I was considering the sequence of pairs
$$(1,100), (2,99), (3,98), (4,97) ... $$
To try to find a pair of positive integers $(K, 100-k)$ such that $\text{GCD}(K, 101-K)$ is not $1$.
And after running a short python script I came to the conclusion that NO such pair exists.
I wondered if this had something to do with $101$ being a prime number so I explored the sequence of pairs $(K,M-K)$ where $M$ was prime.
$$(1,2) \ M=3$$ $$(1,4), (2,3) \ M=5$$ $$(1,6), (2,5), (3,4) \ M= 7$$ $$(1,10), (2,9), (3,8), (4,7), (5,6) \ M=11 $$ $$ (1,12), (2,11), (3,10), (4,9), (5,8), (6,7) \ M = 13 $$
To confirm this isn't just "odd numbers" $M=9$ fails, so it feels like i'm onto something.
Some more experimental computation with a python script, confirmed it for primes up to $47$.

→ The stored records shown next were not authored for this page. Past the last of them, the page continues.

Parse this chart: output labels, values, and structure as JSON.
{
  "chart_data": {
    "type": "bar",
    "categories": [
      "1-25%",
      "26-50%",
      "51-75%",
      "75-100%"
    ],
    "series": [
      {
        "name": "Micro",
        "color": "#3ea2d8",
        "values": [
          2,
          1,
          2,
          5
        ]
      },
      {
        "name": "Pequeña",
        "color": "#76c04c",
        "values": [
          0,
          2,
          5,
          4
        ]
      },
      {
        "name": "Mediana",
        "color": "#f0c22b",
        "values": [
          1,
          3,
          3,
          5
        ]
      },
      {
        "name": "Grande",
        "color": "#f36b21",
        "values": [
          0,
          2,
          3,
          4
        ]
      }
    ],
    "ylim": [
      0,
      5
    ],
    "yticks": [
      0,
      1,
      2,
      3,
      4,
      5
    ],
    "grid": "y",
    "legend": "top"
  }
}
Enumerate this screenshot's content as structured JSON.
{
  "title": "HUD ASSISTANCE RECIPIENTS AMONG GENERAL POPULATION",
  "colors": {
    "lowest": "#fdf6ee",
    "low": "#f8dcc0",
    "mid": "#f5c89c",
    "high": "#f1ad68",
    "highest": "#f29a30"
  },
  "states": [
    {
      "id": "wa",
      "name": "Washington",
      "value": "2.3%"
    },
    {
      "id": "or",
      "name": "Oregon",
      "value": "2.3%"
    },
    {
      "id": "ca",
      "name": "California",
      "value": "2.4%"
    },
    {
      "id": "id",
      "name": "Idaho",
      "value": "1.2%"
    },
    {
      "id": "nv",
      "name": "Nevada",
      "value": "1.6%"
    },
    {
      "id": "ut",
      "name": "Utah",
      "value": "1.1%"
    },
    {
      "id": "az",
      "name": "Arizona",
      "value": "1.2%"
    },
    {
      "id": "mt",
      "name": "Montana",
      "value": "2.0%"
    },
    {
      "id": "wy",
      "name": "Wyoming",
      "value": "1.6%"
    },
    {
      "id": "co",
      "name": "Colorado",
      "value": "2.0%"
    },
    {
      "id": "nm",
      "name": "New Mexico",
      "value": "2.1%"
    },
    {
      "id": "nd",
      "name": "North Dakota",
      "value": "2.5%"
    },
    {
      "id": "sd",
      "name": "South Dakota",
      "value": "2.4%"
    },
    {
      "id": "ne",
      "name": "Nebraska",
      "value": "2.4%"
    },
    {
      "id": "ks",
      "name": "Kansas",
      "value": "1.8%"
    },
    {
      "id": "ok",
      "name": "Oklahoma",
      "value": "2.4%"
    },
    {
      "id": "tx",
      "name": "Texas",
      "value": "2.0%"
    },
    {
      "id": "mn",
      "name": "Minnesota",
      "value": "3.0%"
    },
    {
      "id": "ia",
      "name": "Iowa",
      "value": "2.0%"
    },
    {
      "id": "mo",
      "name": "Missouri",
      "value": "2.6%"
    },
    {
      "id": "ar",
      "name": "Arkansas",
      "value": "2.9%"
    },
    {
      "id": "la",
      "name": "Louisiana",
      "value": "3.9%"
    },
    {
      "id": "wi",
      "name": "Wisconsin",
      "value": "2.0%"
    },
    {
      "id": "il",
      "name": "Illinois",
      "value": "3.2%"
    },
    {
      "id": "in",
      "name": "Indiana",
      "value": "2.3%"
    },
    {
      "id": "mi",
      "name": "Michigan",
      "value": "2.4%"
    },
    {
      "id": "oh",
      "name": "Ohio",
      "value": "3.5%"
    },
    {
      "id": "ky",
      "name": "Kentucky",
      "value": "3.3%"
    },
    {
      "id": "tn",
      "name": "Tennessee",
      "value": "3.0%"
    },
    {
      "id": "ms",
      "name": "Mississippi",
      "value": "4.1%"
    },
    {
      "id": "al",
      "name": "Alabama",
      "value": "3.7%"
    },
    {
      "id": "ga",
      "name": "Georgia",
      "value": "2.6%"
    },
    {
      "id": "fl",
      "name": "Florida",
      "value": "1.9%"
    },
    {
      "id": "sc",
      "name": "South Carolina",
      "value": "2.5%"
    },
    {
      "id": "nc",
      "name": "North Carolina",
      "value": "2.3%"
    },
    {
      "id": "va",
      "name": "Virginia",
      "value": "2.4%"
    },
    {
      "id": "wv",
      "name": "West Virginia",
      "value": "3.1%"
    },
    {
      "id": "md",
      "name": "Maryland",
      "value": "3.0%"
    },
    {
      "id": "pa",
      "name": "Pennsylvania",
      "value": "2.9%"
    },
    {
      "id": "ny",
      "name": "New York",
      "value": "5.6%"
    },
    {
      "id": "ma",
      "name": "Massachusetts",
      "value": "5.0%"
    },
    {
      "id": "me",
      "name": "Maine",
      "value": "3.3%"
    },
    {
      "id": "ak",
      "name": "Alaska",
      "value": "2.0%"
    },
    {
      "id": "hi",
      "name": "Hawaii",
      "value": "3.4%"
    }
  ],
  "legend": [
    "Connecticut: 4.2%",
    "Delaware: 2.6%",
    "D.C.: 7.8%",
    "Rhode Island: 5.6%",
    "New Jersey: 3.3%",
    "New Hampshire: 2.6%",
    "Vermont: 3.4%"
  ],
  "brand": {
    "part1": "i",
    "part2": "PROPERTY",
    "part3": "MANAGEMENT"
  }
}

So this should have some elementary explanation i'm thinking, but i'm not sure what it could be.
If $M$ is not prime, then let $1 \neq d \mid M$. Since $1 < d < M$, $(d, M - d)$ is one of such pairs which have $d$ as a common divisor.
If $M$ is prime, then suppose there exists $k \in \{1,\dots,M - 1\}$ in which $\gcd(k, M - k) = d > 1$. Then $d \mid (M - k) + k \Rightarrow d \mid M$, so $d = M$ as $d > 1$. This is a contradiction, as $k < M$ yet $M \mid k$.